Born Norma Jeane Mortenson in 1926 to an absent father and a mentally and financially unstable mother, Marilyn spent her childhood in various foster homes in the Los Angeles area. In order to prevent her from going back into the foster care system, in 1942 Marilyn married her then current boyfriend, James Dougherty, as her first of three marriages.
She began modeling while her husband was off at war, and dyed her natural brunette locks to her signature golden blonde. She caught the attention of a Twentieth Century Fox executive, who suggested changing her name to a more "sexy" and alliterative Marilyn Monroe. She and her husband divorced and shortly after in 1947, she landed her first small film role.
Marilyn quickly gained popularity among both producers and the public and continued her upward rise to fame in Hollywood. She starred in a number of big hit films that portrayed her as a "dumb blonde," catapulting her success as a comedienne and sex symbol. Her most notable films included How to Marry a Millionaire, Gentlemen Prefer Blondes (in which she sang "Diamond's are a Girl's Best Friend"), The Seven Year Itch, Some Like it Hot, and The Prince and the Showgirl. She was briefly married to Joe DeMaggio in 1954, and then married playwright Arthur Miller in 1956.

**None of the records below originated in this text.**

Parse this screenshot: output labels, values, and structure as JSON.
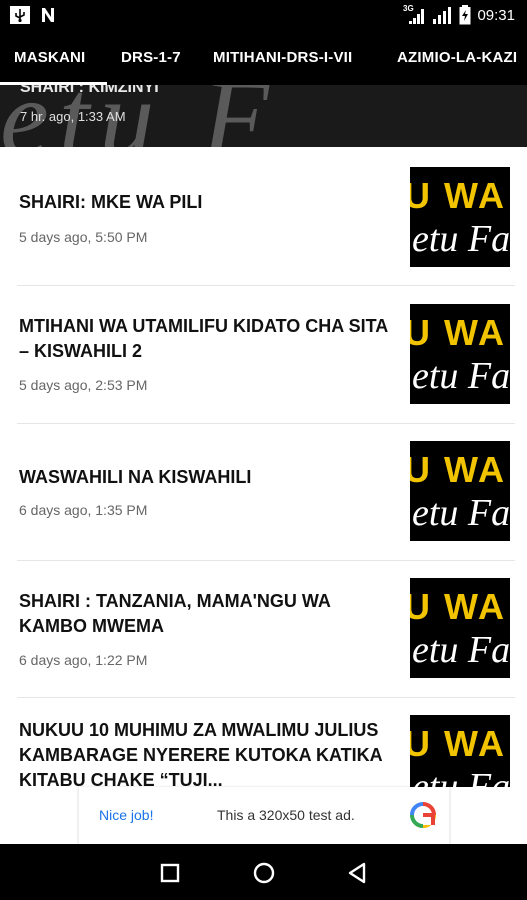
{
  "status_bar": {
    "time": "09:31",
    "network_label": "3G"
  },
  "tabs": [
    {
      "label": "MASKANI"
    },
    {
      "label": "DRS-1-7"
    },
    {
      "label": "MITIHANI-DRS-I-VII"
    },
    {
      "label": "AZIMIO-LA-KAZI"
    }
  ],
  "hero": {
    "title": "SHAIRI : KIMZINYI",
    "time": "7 hr. ago, 1:33 AM"
  },
  "articles": [
    {
      "title": "SHAIRI: MKE WA PILI",
      "time": "5 days ago, 5:50 PM"
    },
    {
      "title": "MTIHANI WA UTAMILIFU KIDATO CHA SITA – KISWAHILI 2",
      "time": "5 days ago, 2:53 PM"
    },
    {
      "title": "WASWAHILI NA KISWAHILI",
      "time": "6 days ago, 1:35 PM"
    },
    {
      "title": "SHAIRI : TANZANIA, MAMA'NGU WA KAMBO MWEMA",
      "time": "6 days ago, 1:22 PM"
    },
    {
      "title": "NUKUU 10 MUHIMU ZA MWALIMU JULIUS KAMBARAGE NYERERE KUTOKA KATIKA KITABU CHAKE “TUJI...",
      "time": ""
    }
  ],
  "thumbnail": {
    "line1": "U WA",
    "line2": "etu Fa"
  },
  "ad": {
    "cta": "Nice job!",
    "text": "This a 320x50 test ad."
  },
  "colors": {
    "tab_bar": "#000000",
    "thumb_yellow": "#f2c400",
    "ad_link": "#1a73e8"
  }
}
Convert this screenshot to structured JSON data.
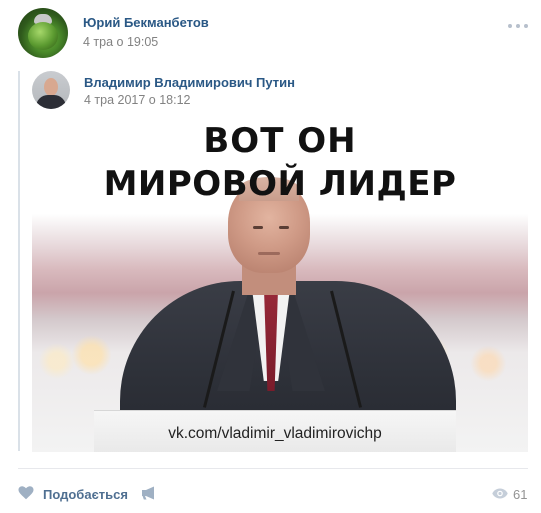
{
  "post": {
    "author": "Юрий Бекманбетов",
    "date": "4 тра о 19:05",
    "repost": {
      "author": "Владимир Владимирович Путин",
      "date": "4 тра 2017 о 18:12",
      "image": {
        "caption_line1": "ВОТ ОН",
        "caption_line2": "МИРОВОЙ ЛИДЕР",
        "podium_text": "vk.com/vladimir_vladimirovichp"
      }
    }
  },
  "actions": {
    "like_label": "Подобається",
    "views_count": "61"
  },
  "icons": {
    "like": "heart-icon",
    "share": "megaphone-icon",
    "views": "eye-icon",
    "more": "more-dots-icon"
  },
  "colors": {
    "link": "#2a5885",
    "meta": "#828282",
    "action": "#4f6f91",
    "icon": "#9fb0c3"
  }
}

While Marilyn's life seemed to be teeming with success and grandiose parties, there was an underlying negativity that pervaded her personal life and eventually lead to her death. She proved to be a rather difficult actress to work with, often having fits of stage fright and showing up late or not at all. In The Prince and the Showgirl, costar and director Laurence Olivier remarked that although Marilyn was quite the stunning actress, she was rather difficult to work with.
Despite winning an Academy Award for Some Like It Hot, Marilyn's health deteriorated and she began consuming large amounts of alcohol and seeing many different doctors to have access to a number of drugs. She and Arthur Miller divorced in 1961, and shortly after she spent some time in rehab facilities. On August 5, 1962, Marilyn was pronounced dead at her home in Los Angeles, with an autopsy confirming the death was due to acute drug poisoning and a probable suicide. She was 36 years old.
I put together a look based off the famous photo of her wearing a white plunge v-neck dress with the street vents blowing up the dress- yes, you know the one. Modern and classic at the same time, and with plenty of pretty baubles. It's perfect for a night of club hopping in Hollywood dodging paparazzi- or just drinks with the girls. Don't forget the red lipstick!